Sometimes, all a brand needs is a good shake. Newly appointed creative director Joanna Sykes has certainly given Nicole Farhi that: In her first season at its helm, she's cleared away all that was digressive and superfluous, and instituted a regime of rigorous focus. As Sykes explained at the by-appointment Farhi presentation today, her first moves at the house were to shift production back to Italy, as part of a general recommitment to quality and to restore Farhi's original vision of her brand as an adaptable, man's-style wardrobe for women. So far, so good. And though this collection did feel rather formative—and justly so—it boasted so many fantastic pieces and such a well-defined point of view that you just had to look forward to the development to come.

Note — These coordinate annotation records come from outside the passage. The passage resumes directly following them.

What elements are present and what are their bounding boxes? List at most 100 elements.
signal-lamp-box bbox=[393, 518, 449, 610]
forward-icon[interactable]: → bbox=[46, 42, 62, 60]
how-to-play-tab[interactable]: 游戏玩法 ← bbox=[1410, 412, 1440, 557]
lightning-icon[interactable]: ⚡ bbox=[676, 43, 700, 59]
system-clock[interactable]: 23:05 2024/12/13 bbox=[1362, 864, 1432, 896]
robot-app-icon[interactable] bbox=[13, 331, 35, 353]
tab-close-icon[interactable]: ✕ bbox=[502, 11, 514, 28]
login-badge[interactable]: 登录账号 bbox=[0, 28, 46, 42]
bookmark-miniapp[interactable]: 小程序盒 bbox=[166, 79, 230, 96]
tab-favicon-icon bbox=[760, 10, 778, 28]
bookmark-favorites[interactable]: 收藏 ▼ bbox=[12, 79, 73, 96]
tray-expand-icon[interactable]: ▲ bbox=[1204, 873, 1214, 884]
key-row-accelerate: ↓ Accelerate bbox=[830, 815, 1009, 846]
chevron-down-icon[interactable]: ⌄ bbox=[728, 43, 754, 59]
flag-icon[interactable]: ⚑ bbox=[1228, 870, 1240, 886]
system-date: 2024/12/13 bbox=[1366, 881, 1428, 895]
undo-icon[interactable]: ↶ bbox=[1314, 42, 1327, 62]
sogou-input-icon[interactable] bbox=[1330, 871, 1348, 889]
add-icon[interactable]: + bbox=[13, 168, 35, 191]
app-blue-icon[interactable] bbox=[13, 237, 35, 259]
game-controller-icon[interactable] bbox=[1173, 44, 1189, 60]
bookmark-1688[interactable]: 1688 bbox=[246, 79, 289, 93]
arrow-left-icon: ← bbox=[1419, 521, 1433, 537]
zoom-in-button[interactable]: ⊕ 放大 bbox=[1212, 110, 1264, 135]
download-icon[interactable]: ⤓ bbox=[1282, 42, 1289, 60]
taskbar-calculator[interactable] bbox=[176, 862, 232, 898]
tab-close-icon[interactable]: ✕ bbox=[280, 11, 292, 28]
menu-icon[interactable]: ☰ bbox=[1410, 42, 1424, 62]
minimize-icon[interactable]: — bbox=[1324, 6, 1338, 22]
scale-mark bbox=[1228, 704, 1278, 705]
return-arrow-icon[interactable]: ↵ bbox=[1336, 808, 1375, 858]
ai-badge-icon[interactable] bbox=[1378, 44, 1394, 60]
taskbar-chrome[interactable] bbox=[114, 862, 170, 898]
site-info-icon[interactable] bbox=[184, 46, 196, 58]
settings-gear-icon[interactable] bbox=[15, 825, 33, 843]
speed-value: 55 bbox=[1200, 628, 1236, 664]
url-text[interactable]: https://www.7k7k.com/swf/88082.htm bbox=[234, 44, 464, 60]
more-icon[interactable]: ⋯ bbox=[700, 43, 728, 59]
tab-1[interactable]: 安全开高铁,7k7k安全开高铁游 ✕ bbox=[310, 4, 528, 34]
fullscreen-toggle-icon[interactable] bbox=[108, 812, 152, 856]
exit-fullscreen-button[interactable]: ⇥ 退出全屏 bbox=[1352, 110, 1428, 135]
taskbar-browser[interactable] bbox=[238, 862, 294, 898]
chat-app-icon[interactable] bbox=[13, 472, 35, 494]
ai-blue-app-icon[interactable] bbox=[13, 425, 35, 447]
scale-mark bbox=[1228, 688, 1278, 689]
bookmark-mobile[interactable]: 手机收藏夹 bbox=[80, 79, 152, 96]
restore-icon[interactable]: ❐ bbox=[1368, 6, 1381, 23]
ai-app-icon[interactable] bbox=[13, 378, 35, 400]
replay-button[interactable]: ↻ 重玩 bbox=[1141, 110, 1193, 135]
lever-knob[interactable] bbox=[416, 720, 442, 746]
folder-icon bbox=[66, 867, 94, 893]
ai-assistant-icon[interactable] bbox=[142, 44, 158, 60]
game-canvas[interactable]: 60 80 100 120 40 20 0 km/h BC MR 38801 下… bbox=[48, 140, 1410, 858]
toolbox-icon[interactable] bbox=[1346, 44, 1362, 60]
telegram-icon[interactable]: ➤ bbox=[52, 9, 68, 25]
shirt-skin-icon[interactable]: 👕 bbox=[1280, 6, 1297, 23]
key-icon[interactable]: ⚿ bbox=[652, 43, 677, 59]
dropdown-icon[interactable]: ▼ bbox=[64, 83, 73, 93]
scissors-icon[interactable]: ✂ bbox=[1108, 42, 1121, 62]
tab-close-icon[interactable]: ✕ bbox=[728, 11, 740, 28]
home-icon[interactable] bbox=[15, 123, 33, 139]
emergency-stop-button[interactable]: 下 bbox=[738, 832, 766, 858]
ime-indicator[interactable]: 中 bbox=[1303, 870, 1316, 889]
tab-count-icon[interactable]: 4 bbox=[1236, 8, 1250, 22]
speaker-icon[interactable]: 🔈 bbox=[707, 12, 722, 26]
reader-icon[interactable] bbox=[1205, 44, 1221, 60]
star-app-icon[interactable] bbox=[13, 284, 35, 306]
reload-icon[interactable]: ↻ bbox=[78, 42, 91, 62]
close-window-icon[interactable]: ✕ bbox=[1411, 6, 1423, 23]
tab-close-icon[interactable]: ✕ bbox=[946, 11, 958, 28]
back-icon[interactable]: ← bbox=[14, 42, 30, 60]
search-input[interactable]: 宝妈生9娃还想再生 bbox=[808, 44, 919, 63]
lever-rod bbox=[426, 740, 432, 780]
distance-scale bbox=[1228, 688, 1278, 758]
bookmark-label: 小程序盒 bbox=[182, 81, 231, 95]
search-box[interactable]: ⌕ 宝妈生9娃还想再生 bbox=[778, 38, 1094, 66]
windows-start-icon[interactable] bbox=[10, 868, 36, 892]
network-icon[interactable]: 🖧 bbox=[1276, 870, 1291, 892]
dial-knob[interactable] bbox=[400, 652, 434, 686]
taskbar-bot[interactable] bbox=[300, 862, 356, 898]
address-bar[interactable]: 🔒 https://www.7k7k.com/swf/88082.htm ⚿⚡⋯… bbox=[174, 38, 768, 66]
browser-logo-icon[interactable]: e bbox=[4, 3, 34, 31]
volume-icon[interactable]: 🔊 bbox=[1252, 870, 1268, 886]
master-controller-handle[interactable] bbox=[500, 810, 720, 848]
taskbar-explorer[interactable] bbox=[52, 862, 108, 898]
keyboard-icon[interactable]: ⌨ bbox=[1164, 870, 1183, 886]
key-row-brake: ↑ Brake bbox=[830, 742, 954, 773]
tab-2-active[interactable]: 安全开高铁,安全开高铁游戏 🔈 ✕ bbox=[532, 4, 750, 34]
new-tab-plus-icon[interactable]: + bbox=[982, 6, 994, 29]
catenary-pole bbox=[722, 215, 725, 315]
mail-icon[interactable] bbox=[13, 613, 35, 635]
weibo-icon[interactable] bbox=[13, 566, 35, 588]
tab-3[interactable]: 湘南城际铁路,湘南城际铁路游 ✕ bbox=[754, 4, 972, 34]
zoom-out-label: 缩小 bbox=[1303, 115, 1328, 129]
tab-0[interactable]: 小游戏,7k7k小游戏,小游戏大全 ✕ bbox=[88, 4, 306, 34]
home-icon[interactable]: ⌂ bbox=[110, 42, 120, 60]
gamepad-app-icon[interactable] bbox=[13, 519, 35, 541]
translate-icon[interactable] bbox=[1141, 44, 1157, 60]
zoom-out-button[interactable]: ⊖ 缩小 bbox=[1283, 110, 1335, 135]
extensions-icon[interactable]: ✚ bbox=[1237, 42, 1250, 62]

Sykes' emphasis here was on menswear-inspired looks; indeed, "emphasis" may be too weak a word, as the influence was evident in virtually every piece. The most interesting looks took traditional menswear elements and exaggerated them: to wit, a button-down shirt that incorporated a kind of cummerbund, or a magnified pinstripe print, or a dense, hand-loomed knit that blew up both the pattern and texture of tweed. Meanwhile, even the more mundane looks benefited from Sykes' razor-sharp cuts. This is a designer who knows her way around an angle; the collection as a whole had a cool sense of geometry. Farhi herself, of course, was pursuing a softer course in her final collections, and it was hard not to miss some of her sculptural fluidity; that said, in Sykes' previous gig heading up Aquascutum she always managed to infuse elements of femininity and sensuousness into erstwhile mannish clothes. You have to assume that Sykes will return to that form now that she's got her Nicole Farhi principles set down. All in all, this collection was a modest success on its own terms, and augured really well for Nicole Farhi's future.